Posted by Adam Kreitman on September 3, 2008

We’ve been exploring concepts that are important to understand before jumping on the online marketing bandwagon. We’ve looked at two already – why the secret to online marketing is offline and why you should focus on just one thing. We’ll add two more today.

The first is “Do It Wrong Quickly.”

This is the title of a good online marketing book written by Mike Moran (although it’s written more for those in large companies than small business owners).

It’s also is a great phrase that quickly and clearly describes this important concept.

The web allows you to test, sometimes in a matter of hours, how well your marketing strategy is working. Faster, cheaper, and easier than ever before you can see exactly what’s getting the desired response and what isn’t.

The key is to start small and don’t sink most of your marketing budget into a surefire, slam dunk marketing plan that you and/or some marketing consultant came up with. Because it doesn’t matter how great you think the plan is, it only matters what your prospects think. And it’s amazing how frequently what you think and what they think don’t mesh.

So the get it wrong quickly concept is this: start small, see what works, quickly get rid of what doesn’t work, quickly build on what does.
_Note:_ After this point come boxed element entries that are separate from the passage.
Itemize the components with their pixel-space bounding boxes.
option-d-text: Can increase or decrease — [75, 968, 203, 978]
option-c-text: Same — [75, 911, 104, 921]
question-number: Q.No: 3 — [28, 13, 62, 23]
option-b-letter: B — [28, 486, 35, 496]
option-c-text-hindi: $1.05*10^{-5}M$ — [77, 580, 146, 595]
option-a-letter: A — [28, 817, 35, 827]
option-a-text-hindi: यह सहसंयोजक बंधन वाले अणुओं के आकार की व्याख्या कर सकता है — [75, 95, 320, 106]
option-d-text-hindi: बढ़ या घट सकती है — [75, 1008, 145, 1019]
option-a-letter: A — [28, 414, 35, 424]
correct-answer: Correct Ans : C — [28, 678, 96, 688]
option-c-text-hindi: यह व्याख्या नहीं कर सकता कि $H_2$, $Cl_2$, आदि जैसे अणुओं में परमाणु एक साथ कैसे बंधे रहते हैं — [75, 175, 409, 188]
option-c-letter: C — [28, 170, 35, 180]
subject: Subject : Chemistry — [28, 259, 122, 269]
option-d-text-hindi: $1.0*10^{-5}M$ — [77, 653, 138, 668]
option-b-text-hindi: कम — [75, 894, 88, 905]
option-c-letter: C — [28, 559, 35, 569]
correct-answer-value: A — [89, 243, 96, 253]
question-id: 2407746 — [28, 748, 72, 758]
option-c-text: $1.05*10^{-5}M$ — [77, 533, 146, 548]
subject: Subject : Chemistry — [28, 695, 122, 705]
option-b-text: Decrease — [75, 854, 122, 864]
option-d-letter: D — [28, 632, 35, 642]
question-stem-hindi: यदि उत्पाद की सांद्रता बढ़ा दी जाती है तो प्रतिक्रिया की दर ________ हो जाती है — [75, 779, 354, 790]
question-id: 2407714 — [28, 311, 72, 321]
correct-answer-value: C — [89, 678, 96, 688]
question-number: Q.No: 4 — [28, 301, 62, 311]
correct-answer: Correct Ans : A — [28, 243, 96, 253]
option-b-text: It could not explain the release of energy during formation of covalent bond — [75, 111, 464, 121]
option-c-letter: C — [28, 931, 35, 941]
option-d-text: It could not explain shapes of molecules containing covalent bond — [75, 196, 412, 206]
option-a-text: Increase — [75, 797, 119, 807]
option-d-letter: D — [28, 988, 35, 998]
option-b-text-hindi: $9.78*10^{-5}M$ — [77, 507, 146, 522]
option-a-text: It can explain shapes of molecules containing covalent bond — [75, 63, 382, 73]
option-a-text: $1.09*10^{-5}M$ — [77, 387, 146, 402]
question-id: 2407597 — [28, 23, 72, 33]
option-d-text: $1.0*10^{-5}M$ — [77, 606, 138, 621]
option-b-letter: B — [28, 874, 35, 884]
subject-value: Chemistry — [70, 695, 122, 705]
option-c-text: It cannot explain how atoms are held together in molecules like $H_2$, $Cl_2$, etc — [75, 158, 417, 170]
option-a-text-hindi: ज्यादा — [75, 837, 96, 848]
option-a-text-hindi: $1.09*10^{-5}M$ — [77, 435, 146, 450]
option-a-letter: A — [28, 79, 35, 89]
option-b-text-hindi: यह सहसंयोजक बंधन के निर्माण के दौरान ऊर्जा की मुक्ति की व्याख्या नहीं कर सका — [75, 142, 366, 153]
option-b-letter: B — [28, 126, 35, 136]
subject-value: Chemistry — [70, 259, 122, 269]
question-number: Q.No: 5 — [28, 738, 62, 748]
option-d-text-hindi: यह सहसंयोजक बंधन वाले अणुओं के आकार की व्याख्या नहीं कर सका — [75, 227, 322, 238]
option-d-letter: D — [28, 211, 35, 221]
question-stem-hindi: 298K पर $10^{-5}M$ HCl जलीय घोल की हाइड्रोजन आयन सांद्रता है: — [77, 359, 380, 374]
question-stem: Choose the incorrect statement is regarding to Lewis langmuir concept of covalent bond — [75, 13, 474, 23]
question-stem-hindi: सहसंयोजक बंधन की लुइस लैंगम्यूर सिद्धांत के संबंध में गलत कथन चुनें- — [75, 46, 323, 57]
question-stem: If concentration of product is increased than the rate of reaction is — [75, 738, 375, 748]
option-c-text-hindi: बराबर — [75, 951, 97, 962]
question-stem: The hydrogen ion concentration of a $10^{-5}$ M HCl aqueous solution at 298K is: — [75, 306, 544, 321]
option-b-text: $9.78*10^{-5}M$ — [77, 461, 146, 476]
And that leads nicely to the second concept in our 2-for-1 special.

It’s the Pareto Principle, commonly known as the 80/20 rule. This rule basically states the 80% of your results come from 20% of your efforts.
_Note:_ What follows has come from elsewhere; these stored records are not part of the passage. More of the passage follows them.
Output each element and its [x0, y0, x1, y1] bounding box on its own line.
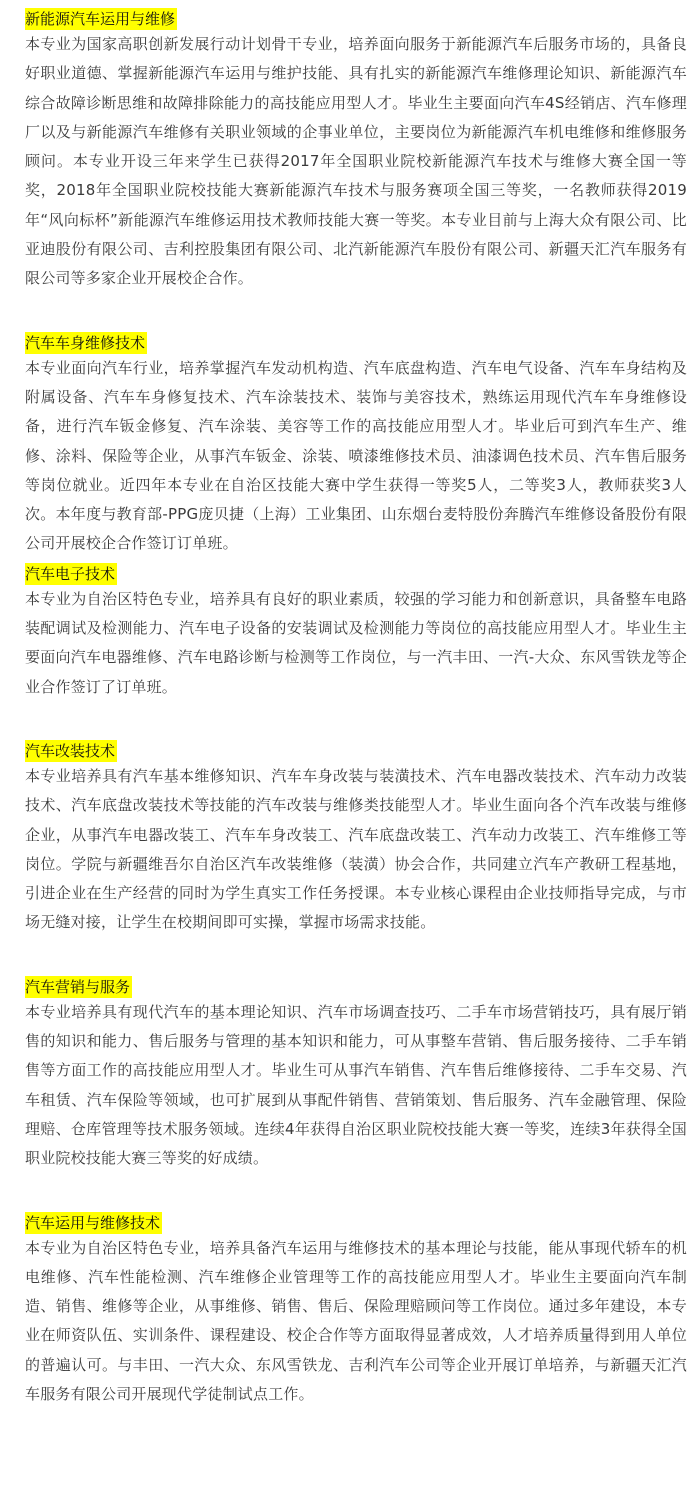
- section-body: 本专业培养具有汽车基本维修知识、汽车车身改装与装潢技术、汽车电器改装技术、汽车动力改装技术、汽车底盘改装技术等技能的汽车改装与维修类技能型人才。毕业生面向各个汽车改装与维修企业，从事汽车电器改装工、汽车车身改装工、汽车底盘改装工、汽车动力改装工、汽车维修工等岗位。学院与新疆维吾尔自治区汽车改装维修（装潢）协会合作，共同建立汽车产教研工程基地，引进企业在生产经营的同时为学生真实工作任务授课。本专业核心课程由企业技师指导完成，与市场无缝对接，让学生在校期间即可实操，掌握市场需求技能。: [25, 766, 687, 932]
- section-marketing-service: [25, 976, 687, 1174]
- section-body: 本专业为自治区特色专业，培养具有良好的职业素质，较强的学习能力和创新意识，具备整车电路装配调试及检测能力、汽车电子设备的安装调试及检测能力等岗位的高技能应用型人才。毕业生主要面向汽车电器维修、汽车电路诊断与检测等工作岗位，与一汽丰田、一汽-大众、东风雪铁龙等企业合作签订了订单班。: [25, 589, 687, 696]
- section-title: 新能源汽车运用与维修: [25, 10, 176, 28]
- section-new-energy-vehicle: [25, 8, 687, 294]
- section-body: 本专业为自治区特色专业，培养具备汽车运用与维修技术的基本理论与技能，能从事现代轿车的机电维修、汽车性能检测、汽车维修企业管理等工作的高技能应用型人才。毕业生主要面向汽车制造、销售、维修等企业，从事维修、销售、售后、保险理赔顾问等工作岗位。通过多年建设，本专业在师资队伍、实训条件、课程建设、校企合作等方面取得显著成效，人才培养质量得到用人单位的普遍认可。与丰田、一汽大众、东风雪铁龙、吉利汽车公司等企业开展订单培养，与新疆天汇汽车服务有限公司开展现代学徒制试点工作。: [25, 1238, 687, 1403]
- section-auto-electronics: [25, 563, 687, 702]
- spacer: [25, 294, 687, 332]
- section-title: 汽车改装技术: [25, 741, 116, 760]
- section-operation-maintenance: [25, 1212, 687, 1410]
- section-body-repair: [25, 332, 687, 559]
- section-auto-modification: [25, 740, 687, 938]
- spacer: [25, 938, 687, 976]
- section-title: 汽车运用与维修技术: [25, 1213, 161, 1232]
- section-title: 汽车车身维修技术: [25, 333, 146, 352]
- section-body: 本专业培养具有现代汽车的基本理论知识、汽车市场调查技巧、二手车市场营销技巧，具有展厅销售的知识和能力、售后服务与管理的基本知识和能力，可从事整车营销、售后服务接待、二手车销售等方面工作的高技能应用型人才。毕业生可从事汽车销售、汽车售后维修接待、二手车交易、汽车租赁、汽车保险等领域，也可扩展到从事配件销售、营销策划、售后服务、汽车金融管理、保险理赔、仓库管理等技术服务领域。连续4年获得自治区职业院校技能大赛一等奖，连续3年获得全国职业院校技能大赛三等奖的好成绩。: [25, 1002, 687, 1168]
- section-title: 汽车营销与服务: [25, 977, 131, 996]
- spacer: [25, 702, 687, 740]
- section-body: 本专业面向汽车行业，培养掌握汽车发动机构造、汽车底盘构造、汽车电气设备、汽车车身结构及附属设备、汽车车身修复技术、汽车涂装技术、装饰与美容技术，熟练运用现代汽车车身维修设备，进行汽车钣金修复、汽车涂装、美容等工作的高技能应用型人才。毕业后可到汽车生产、维修、涂料、保险等企业，从事汽车钣金、涂装、喷漆维修技术员、油漆调色技术员、汽车售后服务等岗位就业。近四年本专业在自治区技能大赛中学生获得一等奖5人，二等奖3人，教师获奖3人次。本年度与教育部-PPG庞贝捷（上海）工业集团、山东烟台麦特股份奔腾汽车维修设备股份有限公司开展校企合作签订订单班。: [25, 358, 687, 553]
- section-body: 本专业为国家高职创新发展行动计划骨干专业，培养面向服务于新能源汽车后服务市场的，具备良好职业道德、掌握新能源汽车运用与维护技能、具有扎实的新能源汽车维修理论知识、新能源汽车综合故障诊断思维和故障排除能力的高技能应用型人才。毕业生主要面向汽车4S经销店、汽车修理厂以及与新能源汽车维修有关职业领域的企事业单位，主要岗位为新能源汽车机电维修和维修服务顾问。本专业开设三年来学生已获得2017年全国职业院校新能源汽车技术与维修大赛全国一等奖，2018年全国职业院校技能大赛新能源汽车技术与服务赛项全国三等奖，一名教师获得2019年“风向标杯”新能源汽车维修运用技术教师技能大赛一等奖。本专业目前与上海大众有限公司、比亚迪股份有限公司、吉利控股集团有限公司、北汽新能源汽车股份有限公司、新疆天汇汽车服务有限公司等多家企业开展校企合作。: [25, 35, 687, 288]
- section-title: 汽车电子技术: [25, 564, 116, 583]
- spacer: [25, 1174, 687, 1212]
To give an example from the world of online marketing – in AdWords you’ll see that 80% (or likely much more) of your results come from 20% of your keywords.

Another example is that you’ll find 80% (again, probably much more) of your video traffic comes from YouTube. The 80/20 rule dictates that it’s not worth posting your videos on every other little video sharing site because the additional traffic you’ll generate won’t be worth the investment of your time.

Let’s put these two concepts together now.

As you “do it wrong quickly” you’ll start finding that some of the things your try work very well – whether they be keywords, Google ads, SEO, article marketing, video marketing, etc.

As you find the ones that work, focus your attention on them.

Optimize them. Refine them. Test them.

You’ll be much more efficient and productive by focusing your attention on the 20% (or 10% or even 1%) of the things that are producing 80% (or 90% or 99%) of the results instead wasting your time on the 80% of things that will only drive 20% of your results.

There are 1000s of ways you can drive traffic to your website and build your online business. You can’t possibly use them all (at least not without a large staff anyway).

So throw some spaghetti against the wall and see what sticks. Then quickly focus 80% or more of your efforts on the ones that do and build your internet empire from there!